Sekolah di Rumah
- Salsabila Homeschool

- Jun 13, 2020
- 4 min read
Updated: Jun 14, 2020
Menuntut ilmu merupakan kewajiban bagi setiap individu. Di dalam Agama Islam, menuntut ilmu merupakan salah satu ibadah yang paling agung. Dan hanya melalui ilmulah kita dapat membuka kunci kepada potensi-potensi intelektual dan spiritual yang kita miliki. Oleh karena itu, sudah sepatutnya kita memberi perhatian lebih kepada pendidikan, yang merupakan tumpuan di dalam usaha menuntut ilmu. Pembahasan mengenai pendidikan sangat luas dan tidak mungkin tercakup di dalam tulisan singkat ini.
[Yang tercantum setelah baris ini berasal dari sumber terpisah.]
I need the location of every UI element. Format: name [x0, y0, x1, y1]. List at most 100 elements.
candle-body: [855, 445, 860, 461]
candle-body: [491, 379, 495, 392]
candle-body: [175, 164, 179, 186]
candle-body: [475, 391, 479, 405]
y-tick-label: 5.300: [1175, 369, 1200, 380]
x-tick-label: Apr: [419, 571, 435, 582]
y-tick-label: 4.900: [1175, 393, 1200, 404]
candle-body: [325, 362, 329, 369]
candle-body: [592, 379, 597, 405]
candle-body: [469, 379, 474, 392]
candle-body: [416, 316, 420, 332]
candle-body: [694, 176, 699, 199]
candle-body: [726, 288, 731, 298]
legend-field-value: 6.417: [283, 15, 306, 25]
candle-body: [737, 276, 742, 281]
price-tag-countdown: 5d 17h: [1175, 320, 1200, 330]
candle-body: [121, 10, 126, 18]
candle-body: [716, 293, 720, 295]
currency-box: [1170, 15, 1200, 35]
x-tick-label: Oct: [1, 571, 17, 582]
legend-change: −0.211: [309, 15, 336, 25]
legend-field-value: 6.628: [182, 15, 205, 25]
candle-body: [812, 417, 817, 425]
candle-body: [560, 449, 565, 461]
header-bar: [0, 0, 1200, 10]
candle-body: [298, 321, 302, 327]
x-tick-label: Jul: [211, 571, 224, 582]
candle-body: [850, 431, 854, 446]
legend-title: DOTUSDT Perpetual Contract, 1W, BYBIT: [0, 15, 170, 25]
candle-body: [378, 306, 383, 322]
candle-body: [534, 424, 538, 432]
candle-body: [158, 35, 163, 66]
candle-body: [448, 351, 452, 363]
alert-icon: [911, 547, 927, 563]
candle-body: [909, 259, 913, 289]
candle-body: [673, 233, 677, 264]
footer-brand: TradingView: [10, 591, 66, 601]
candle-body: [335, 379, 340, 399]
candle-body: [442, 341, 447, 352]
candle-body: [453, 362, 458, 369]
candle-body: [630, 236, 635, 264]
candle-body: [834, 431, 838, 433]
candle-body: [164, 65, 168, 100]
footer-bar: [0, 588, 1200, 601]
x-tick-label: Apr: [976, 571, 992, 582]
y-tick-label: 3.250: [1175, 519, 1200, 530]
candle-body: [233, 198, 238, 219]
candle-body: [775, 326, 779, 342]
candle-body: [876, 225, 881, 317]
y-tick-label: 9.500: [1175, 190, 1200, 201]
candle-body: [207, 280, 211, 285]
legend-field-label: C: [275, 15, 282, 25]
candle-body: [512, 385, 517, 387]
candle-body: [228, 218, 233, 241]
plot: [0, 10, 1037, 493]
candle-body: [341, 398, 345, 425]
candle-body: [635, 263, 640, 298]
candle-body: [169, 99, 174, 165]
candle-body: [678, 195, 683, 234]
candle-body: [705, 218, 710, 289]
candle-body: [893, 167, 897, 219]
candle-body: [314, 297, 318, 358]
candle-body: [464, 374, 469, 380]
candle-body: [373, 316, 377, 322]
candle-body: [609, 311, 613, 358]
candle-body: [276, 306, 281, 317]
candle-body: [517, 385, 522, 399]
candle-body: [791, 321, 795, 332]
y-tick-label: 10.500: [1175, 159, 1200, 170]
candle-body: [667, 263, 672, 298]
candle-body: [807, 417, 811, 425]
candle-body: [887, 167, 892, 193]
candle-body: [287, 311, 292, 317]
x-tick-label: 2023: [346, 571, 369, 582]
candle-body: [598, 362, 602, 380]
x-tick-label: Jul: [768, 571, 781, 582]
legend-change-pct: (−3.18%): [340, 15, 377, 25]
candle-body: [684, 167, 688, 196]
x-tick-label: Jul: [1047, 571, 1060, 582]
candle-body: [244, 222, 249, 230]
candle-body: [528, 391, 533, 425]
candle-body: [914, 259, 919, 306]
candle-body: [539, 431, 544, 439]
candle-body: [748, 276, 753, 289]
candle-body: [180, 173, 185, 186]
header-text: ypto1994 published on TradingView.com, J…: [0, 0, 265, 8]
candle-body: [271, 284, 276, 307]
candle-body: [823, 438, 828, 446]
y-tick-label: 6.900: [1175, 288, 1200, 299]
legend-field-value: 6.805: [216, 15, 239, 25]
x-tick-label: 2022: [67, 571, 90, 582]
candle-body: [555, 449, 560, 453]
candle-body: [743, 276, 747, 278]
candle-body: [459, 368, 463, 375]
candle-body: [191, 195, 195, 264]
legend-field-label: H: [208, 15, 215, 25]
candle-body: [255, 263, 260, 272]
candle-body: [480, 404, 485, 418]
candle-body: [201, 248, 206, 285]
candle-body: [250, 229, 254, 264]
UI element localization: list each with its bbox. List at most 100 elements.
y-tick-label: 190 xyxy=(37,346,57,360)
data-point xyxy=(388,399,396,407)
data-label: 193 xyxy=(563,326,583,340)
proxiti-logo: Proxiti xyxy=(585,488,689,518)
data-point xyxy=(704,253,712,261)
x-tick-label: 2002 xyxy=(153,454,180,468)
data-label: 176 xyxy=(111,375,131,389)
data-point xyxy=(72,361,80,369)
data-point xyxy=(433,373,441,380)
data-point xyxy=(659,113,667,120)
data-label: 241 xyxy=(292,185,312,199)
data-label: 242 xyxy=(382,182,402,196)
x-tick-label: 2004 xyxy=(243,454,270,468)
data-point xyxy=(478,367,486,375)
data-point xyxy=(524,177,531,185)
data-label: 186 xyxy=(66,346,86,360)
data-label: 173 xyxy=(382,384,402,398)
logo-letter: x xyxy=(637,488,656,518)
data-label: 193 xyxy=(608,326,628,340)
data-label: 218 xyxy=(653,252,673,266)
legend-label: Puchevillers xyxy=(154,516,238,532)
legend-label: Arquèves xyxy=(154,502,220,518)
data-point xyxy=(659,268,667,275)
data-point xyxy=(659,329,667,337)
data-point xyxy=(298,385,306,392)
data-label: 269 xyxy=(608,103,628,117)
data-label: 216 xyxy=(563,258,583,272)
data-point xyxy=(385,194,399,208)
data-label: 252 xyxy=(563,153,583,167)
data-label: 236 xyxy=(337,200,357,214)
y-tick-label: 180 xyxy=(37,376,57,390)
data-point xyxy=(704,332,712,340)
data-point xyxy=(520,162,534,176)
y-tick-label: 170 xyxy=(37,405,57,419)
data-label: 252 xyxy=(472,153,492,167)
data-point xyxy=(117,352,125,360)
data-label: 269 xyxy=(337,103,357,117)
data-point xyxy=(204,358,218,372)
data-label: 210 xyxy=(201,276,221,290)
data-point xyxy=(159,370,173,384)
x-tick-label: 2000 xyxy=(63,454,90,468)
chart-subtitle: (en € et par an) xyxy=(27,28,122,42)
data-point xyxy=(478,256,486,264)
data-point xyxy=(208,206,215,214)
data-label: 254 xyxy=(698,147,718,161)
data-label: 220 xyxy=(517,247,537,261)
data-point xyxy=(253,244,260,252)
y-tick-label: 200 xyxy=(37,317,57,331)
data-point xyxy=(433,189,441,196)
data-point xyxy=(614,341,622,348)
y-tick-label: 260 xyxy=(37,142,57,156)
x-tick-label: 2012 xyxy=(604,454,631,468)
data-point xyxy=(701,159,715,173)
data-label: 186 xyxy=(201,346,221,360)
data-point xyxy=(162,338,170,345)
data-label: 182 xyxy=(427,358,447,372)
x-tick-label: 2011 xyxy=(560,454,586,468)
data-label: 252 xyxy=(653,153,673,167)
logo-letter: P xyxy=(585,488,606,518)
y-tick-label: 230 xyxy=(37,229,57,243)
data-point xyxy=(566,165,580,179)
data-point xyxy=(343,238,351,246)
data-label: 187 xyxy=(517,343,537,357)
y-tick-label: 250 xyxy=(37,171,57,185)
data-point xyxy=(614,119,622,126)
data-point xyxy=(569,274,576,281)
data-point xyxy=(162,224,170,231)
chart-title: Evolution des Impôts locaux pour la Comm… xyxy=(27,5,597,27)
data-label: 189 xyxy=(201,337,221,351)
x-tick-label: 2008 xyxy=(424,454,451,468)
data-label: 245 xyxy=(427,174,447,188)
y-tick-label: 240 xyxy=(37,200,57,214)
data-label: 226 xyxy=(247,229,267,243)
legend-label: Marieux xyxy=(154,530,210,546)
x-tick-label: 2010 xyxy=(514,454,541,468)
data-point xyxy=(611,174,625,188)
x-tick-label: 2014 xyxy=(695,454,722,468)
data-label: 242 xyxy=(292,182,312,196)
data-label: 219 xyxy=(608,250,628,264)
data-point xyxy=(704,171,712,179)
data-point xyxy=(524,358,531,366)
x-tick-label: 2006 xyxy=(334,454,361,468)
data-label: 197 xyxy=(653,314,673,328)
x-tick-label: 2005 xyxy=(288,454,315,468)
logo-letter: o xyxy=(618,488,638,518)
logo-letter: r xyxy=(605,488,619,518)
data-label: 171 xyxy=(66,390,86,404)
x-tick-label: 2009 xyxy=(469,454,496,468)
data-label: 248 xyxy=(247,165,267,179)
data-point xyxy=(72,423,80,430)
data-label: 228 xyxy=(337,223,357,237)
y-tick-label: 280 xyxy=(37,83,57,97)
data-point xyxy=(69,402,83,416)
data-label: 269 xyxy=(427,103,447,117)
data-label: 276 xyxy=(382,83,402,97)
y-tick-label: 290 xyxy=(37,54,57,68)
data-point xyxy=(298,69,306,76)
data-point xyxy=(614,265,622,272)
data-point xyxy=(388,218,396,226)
Oleh karena itu, izinkanlah saya membahas mengenai pentingnya keterlibatan orang tua dan wali di dalam penyelenggaraan pendidikan anak-anak, terkait dengan tujuan dan makna pendidikan yang hakiki.
Setiap keluarga memiliki tujuan, kebutuhan serta keyakinan yang berbeda-beda di dalam mendidik anak-anaknya. Selain melalui sekolah, salah satu jenis pendidikan yang mulai marak di Indonesia adalah pendidikan rumah (home education), yang mungkin dapat menjadi alternatif bagi keluarga-keluarga tertentu. Setelah melalui berbagai tahapan dan pertimbangan, akhirnya saya dan istri memutuskan untuk menggunakan metode pendidikan ini untuk anak-anak kami.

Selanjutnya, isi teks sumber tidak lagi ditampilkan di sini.